1-- Step 1: Join with core table to get video association information
2WITH video_info AS (
3 SELECT DISTINCT
4 dt.coactive_image_id,
5 t.coactive_video_id
6 FROM dt_sports_visual dt
7 JOIN coactive_table t ON dt.coactive_image_id = t.coactive_image_id
8 WHERE t.coactive_video_id IS NOT NULL -- Filter for video keyframes
9),
10
11-- Step 2: Rank tags for each image, excluding video keyframes for standalone image analysis
12ranked AS (
13 SELECT
14 dt.coactive_image_id,
15 dt.tag_name,
16 dt.score,
17 ROW_NUMBER() OVER (
18 PARTITION BY dt.coactive_image_id -- Rank tags for each image
19 ORDER BY dt.score DESC -- Highest scoring tags first
20 ) AS rn
21 FROM dt_sports_visual dt
22 WHERE dt.coactive_image_id NOT IN (SELECT coactive_image_id FROM video_info) -- Exclude video keyframes
23),
24
25-- Step 3: Filter to retain the top 5 tags per image
26image_tag_table AS (
27 SELECT
28 coactive_image_id,
29 tag_name,
30 score
31 FROM ranked
32 WHERE rn <= 5 -- Keep only the top 5 tags per image
33 AND score > 0.001 -- Exclude low-confidence tags
34)
35
36-- Final Output: Retrieve the most significant tags for each image
37SELECT
38 coactive_image_id,
39 tag_name,
40 score
41FROM image_tag_table;

Explanation

  1. CTE (video_only): Ensures the analysis focuses on standalone images by excluding video-related data in the next step, which is not necessary if your dataset only contains images.

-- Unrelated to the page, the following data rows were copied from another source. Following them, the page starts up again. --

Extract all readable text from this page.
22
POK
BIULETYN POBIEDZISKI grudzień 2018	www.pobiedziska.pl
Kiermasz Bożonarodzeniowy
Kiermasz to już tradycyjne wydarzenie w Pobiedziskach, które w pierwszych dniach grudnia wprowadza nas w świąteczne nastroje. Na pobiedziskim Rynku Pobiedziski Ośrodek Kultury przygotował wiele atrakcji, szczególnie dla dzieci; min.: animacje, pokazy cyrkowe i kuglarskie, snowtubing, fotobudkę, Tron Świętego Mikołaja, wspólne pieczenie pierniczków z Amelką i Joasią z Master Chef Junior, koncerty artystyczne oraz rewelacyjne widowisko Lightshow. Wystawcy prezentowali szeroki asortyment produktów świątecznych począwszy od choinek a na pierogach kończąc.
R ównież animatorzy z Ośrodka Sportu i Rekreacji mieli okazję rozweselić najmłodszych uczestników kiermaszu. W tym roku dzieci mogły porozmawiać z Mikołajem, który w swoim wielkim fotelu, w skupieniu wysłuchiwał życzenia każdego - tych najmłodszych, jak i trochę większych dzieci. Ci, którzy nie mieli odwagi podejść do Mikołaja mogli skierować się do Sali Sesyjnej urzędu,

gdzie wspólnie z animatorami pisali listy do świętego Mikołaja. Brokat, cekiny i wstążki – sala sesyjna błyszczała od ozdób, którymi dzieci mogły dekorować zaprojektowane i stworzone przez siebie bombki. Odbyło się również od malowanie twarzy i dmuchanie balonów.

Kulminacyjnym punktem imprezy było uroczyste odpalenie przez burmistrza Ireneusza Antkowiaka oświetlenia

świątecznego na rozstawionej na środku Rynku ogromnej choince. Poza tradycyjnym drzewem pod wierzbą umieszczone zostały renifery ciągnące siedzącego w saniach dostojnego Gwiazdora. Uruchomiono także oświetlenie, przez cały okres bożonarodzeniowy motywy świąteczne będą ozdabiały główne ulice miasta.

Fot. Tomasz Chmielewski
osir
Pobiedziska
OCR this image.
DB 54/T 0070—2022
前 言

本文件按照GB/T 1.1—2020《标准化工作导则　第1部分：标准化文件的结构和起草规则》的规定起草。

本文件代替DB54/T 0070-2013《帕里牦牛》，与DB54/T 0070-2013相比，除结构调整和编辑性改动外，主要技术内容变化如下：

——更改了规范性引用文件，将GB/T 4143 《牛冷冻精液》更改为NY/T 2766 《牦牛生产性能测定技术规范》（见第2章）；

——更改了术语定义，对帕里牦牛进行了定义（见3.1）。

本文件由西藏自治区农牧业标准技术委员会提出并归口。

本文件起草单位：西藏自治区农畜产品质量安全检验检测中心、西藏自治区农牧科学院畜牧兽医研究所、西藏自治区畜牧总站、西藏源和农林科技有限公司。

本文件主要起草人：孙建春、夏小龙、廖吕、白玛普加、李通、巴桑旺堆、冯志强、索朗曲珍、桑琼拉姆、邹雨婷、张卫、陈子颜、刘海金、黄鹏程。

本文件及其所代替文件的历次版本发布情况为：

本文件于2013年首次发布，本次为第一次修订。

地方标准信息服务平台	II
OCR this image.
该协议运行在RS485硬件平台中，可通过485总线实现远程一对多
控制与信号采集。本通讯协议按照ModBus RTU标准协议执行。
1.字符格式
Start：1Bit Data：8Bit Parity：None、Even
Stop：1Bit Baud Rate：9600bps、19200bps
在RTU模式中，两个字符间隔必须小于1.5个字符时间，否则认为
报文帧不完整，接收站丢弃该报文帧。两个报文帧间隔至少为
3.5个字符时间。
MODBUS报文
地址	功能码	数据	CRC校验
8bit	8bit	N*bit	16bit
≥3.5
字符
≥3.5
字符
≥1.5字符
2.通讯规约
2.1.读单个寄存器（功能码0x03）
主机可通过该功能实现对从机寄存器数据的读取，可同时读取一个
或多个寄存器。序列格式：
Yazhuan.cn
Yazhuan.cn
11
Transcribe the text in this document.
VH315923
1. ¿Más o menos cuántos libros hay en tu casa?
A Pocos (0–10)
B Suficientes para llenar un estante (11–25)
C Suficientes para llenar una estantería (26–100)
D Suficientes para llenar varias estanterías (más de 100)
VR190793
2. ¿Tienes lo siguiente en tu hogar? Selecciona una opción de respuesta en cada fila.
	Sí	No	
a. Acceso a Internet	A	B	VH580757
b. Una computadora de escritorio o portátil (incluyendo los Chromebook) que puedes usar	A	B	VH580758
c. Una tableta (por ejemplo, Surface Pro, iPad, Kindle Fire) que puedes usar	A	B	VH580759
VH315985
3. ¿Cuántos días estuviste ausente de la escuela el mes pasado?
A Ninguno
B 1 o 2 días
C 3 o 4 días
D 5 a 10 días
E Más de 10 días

  2. CTE (ranked): Assigns a rank to each dynamic tag for every image (coactive_image_id), based on the tag’s score.

  3. Final Query: Filters results to include only:

    • The top 5 tags for each image (rn <= 5).
    • Tags with a score above 0.001 to exclude irrelevant or low-confidence tags.

Use Cases

  • Enable image-based metadata tagging for search and filtering.
  • Improve content organization by identifying dominant tags in images.

Retrieve the Top Tags for Each Video

This query retrieves the most significant dynamic tags for each video, helping structure video metadata.

1-- Step 1: Get video associations from keyframe data
2WITH video_keyframes AS (
3 SELECT *
4 dt.coactive_image_id,
5 dt.tag_name,
6 dt.score,
7 t.coactive_video_id
8 FROM dt_sports_visual dt
9 JOIN coactive_table t ON dt.coactive_image_id = t.coactive_image_id
10 WHERE t.coactive_video_id IS NOT NULL -- Ensure valid video data
11),
12
13-- Step 2: Rank tags for each keyframe within each video
14ranked AS (
15 SELECT
16 coactive_video_id,
17 coactive_image_id,
18 tag_name,
19 score,
20 ROW_NUMBER() OVER (
21 PARTITION BY coactive_video_id, coactive_image_id -- Rank tags separately for each keyframe within a video
22 ORDER BY score DESC -- Highest scoring tags first
23 ) AS rn
24 FROM video_keyframes
25),
26
27-- Step 3: Remove duplicates for tags within each video
28distinct_tags AS (
29 SELECT
30 coactive_video_id,
31 coactive_image_id,
32 tag_name,
33 score,
34 ROW_NUMBER() OVER (
35 PARTITION BY coactive_video_id, tag_name -- Rank each tag within the same video
36 ORDER BY score DESC -- Keep the highest score for each tag
37 ) AS tag_rank
38 FROM ranked
39 WHERE rn <= 5 -- Keep only the top 5 tags per keyframe
40 AND score > 0.001 -- Exclude low-confidence tags
41),
42
43-- Step 4: Rank tags across the video to find the most significant ones
44video_tag_table AS (
45 SELECT
46 coactive_video_id,
47 coactive_image_id,
48 tag_name,
49 score,
50 DENSE_RANK() OVER (
51 PARTITION BY coactive_video_id -- Rank tags globally for the video
52 ORDER BY score DESC
53 ) AS rn_video
54 FROM distinct_tags
55 WHERE tag_rank = 1 -- Include only the best instance of each tag
56),
57
58-- Step 5: Select the top 5 tags for each video
59video_top_tag_table AS (
60 SELECT *
61 FROM video_tag_table
62 WHERE rn_video <= 5 -- Limit to the top 5 tags per video
63 ORDER BY coactive_video_id, score DESC
64)
65
66-- Final Output: Retrieve the most significant tags for each video
67SELECT *
68FROM video_top_tag_table;

Explanation

  1. CTE (video_only): Filters to keep only valid video data.

  2. CTE (ranked): Ranks tags within each video by confidence score.

  3. CTE (distinct_tags): Ensures that each tag appears only once per video, keeping the highest confidence score.

  4. CTE (video_tag_table): Retrieves the top 5 tags per video.

Use Cases

  • Enhance video metadata for search and categorization.
  • Provide a structured summary of video content for analysis.